Structural characterization of a β-xylosidase-like enzyme from Bacillus licheniformis

β-xylosidases belonging to GH43 family are involved in the breakdown of plant cell-wall hemicelluloses, catalyzing the release of xylosyl units from the nonreducing ends of xylooligosaccharides via an inverting mechanism. Here, we report the cloning, expression, purification and structural studies of a novel GH43 β-xylosidase-like enzyme from Bacillus licheniformis (XynBbl). Sequence analysis indicated that all catalytic residues are conserved; however, biochemical assays with a range of substrates revealed that XynBbl was not able to cleave any of those saccharides. Based on that result, we decided to investigate the molecular basis for its lack of activity against classical substrates for GH43 enzymes.

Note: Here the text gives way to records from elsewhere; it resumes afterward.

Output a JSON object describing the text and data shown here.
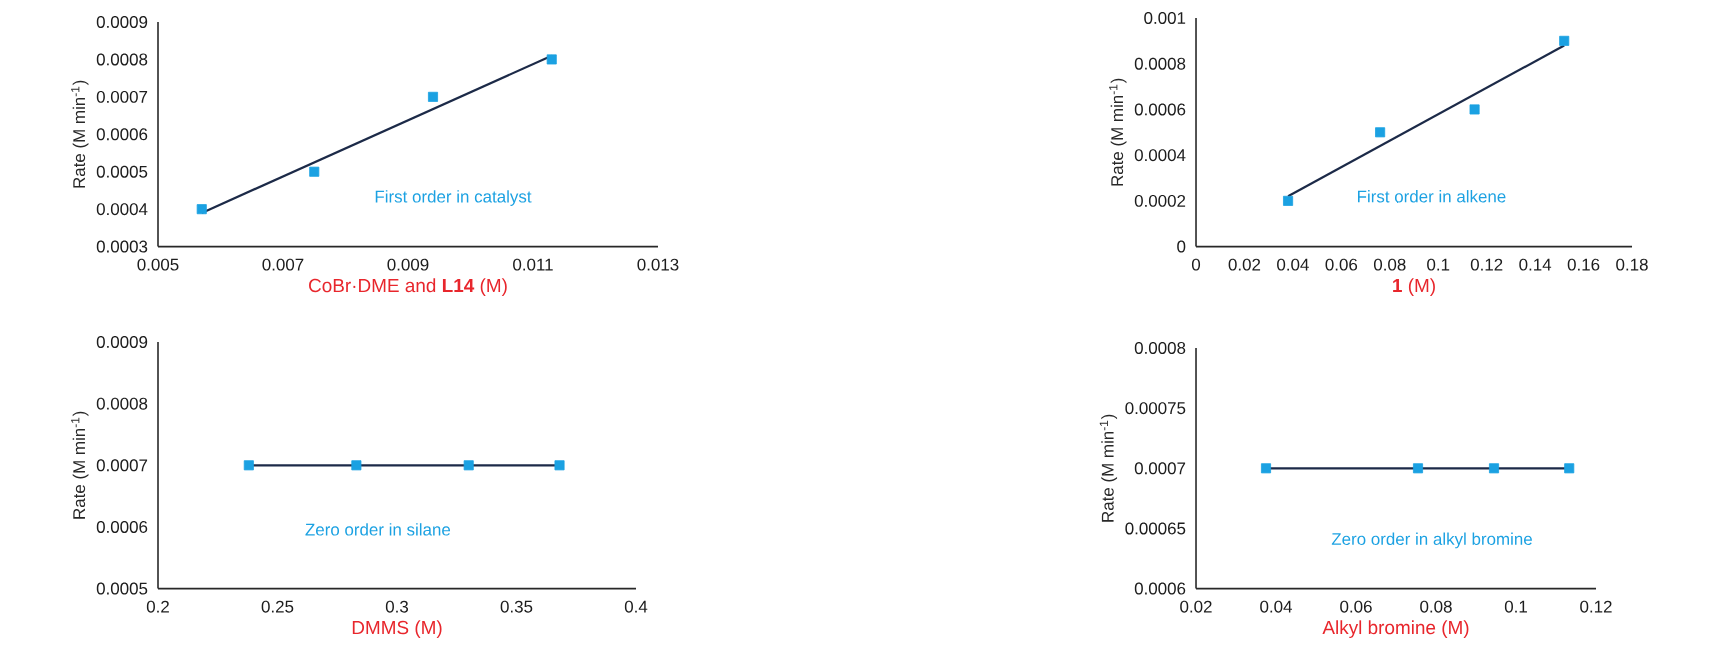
{
  "chart_data": [
    {
      "type": "scatter",
      "xlabel": "CoBr·DME and **L14** (M)",
      "ylabel": "Rate (M min$^{-1}$)",
      "annotations": [
        "First order in catalyst"
      ],
      "xlim": [
        0.005,
        0.013
      ],
      "xticks": [
        0.005,
        0.007,
        0.009,
        0.011,
        0.013
      ],
      "ylim": [
        0.0003,
        0.0009
      ],
      "yticks": [
        0.0003,
        0.0004,
        0.0005,
        0.0006,
        0.0007,
        0.0008,
        0.0009
      ],
      "series": [
        {
          "type": "scatter",
          "color": "#1ba1e2",
          "marker": "square",
          "x": [
            0.0057,
            0.0075,
            0.0094,
            0.0113
          ],
          "values": [
            0.0004,
            0.0005,
            0.0007,
            0.0008
          ]
        },
        {
          "type": "line",
          "color": "#1c2a48",
          "marker": "none",
          "x": [
            0.0057,
            0.0113
          ],
          "values": [
            0.00039,
            0.00081
          ]
        }
      ]
    },
    {
      "type": "scatter",
      "xlabel": "**1** (M)",
      "ylabel": "Rate (M min$^{-1}$)",
      "annotations": [
        "First order in alkene"
      ],
      "xlim": [
        0,
        0.18
      ],
      "xticks": [
        0,
        0.02,
        0.04,
        0.06,
        0.08,
        0.1,
        0.12,
        0.14,
        0.16,
        0.18
      ],
      "ylim": [
        0,
        0.001
      ],
      "yticks": [
        0,
        0.0002,
        0.0004,
        0.0006,
        0.0008,
        0.001
      ],
      "series": [
        {
          "type": "scatter",
          "color": "#1ba1e2",
          "marker": "square",
          "x": [
            0.038,
            0.076,
            0.115,
            0.152
          ],
          "values": [
            0.0002,
            0.0005,
            0.0006,
            0.0009
          ]
        },
        {
          "type": "line",
          "color": "#1c2a48",
          "marker": "none",
          "x": [
            0.038,
            0.152
          ],
          "values": [
            0.00022,
            0.00088
          ]
        }
      ]
    },
    {
      "type": "scatter",
      "xlabel": "DMMS (M)",
      "ylabel": "Rate (M min$^{-1}$)",
      "annotations": [
        "Zero order in silane"
      ],
      "xlim": [
        0.2,
        0.4
      ],
      "xticks": [
        0.2,
        0.25,
        0.3,
        0.35,
        0.4
      ],
      "ylim": [
        0.0005,
        0.0009
      ],
      "yticks": [
        0.0005,
        0.0006,
        0.0007,
        0.0008,
        0.0009
      ],
      "series": [
        {
          "type": "scatter",
          "color": "#1ba1e2",
          "marker": "square",
          "x": [
            0.238,
            0.283,
            0.33,
            0.368
          ],
          "values": [
            0.0007,
            0.0007,
            0.0007,
            0.0007
          ]
        },
        {
          "type": "line",
          "color": "#1c2a48",
          "marker": "none",
          "x": [
            0.238,
            0.368
          ],
          "values": [
            0.0007,
            0.0007
          ]
        }
      ]
    },
    {
      "type": "scatter",
      "xlabel": "Alkyl bromine (M)",
      "ylabel": "Rate (M min$^{-1}$)",
      "annotations": [
        "Zero order in alkyl bromine"
      ],
      "xlim": [
        0.02,
        0.12
      ],
      "xticks": [
        0.02,
        0.04,
        0.06,
        0.08,
        0.1,
        0.12
      ],
      "ylim": [
        0.0006,
        0.0008
      ],
      "yticks": [
        0.0006,
        0.00065,
        0.0007,
        0.00075,
        0.0008
      ],
      "series": [
        {
          "type": "scatter",
          "color": "#1ba1e2",
          "marker": "square",
          "x": [
            0.0375,
            0.0755,
            0.0945,
            0.1133
          ],
          "values": [
            0.0007,
            0.0007,
            0.0007,
            0.0007
          ]
        },
        {
          "type": "line",
          "color": "#1c2a48",
          "marker": "none",
          "x": [
            0.0375,
            0.1133
          ],
          "values": [
            0.0007,
            0.0007
          ]
        }
      ]
    }
  ]
}
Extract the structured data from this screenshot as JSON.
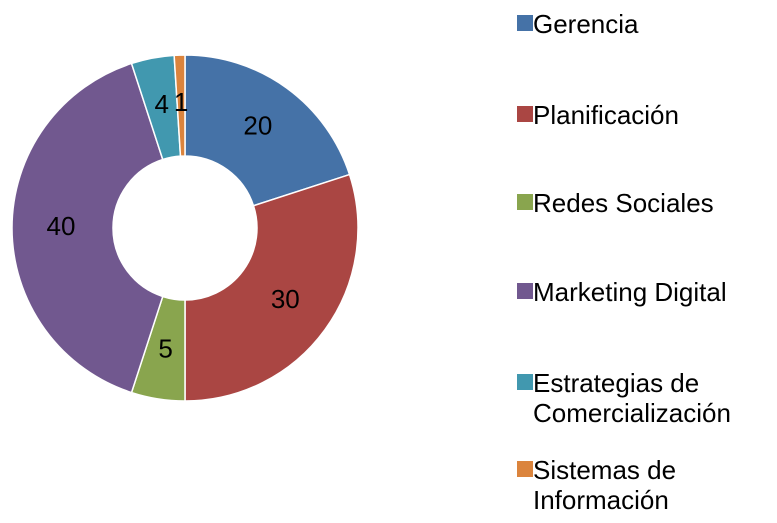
{
  "chart_data": {
    "type": "donut",
    "categories": [
      "Gerencia",
      "Planificación",
      "Redes Sociales",
      "Marketing Digital",
      "Estrategias de Comercialización",
      "Sistemas de Información"
    ],
    "values": [
      20,
      30,
      5,
      40,
      4,
      1
    ],
    "colors": [
      "#4572a7",
      "#aa4643",
      "#89a54e",
      "#71588f",
      "#4198af",
      "#db843d"
    ],
    "legend": "right"
  }
}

Small Angle X-Ray Scattering (SAXS) data showed that XynBbl is a dimer in solution, which is in agreement with crystallographic data. The XynBbl crystals diffracted to 2.5 Å resolution and revealed an energetically stable dimeric configuration with the subunits aligned antiparallel to each other through the accessory domain. The structure of XynBbl consists of an N-terminal five-bladed β-propeller catalytic domain and an additional b-sandwich domain. Although the three catalytic residues (Asp41, Asp159 and Glu207) are conserved in XynBbl, the active site does not contain a pocket topology, commonly found in β-xylosidases. A hydrophobic cluster, which delineates the active-site pocket and contributes for the exo mode of action of β-xylosidases, is absent in XynBbl and it probably is the major structural determinant for the lack of β-xylosidase activity.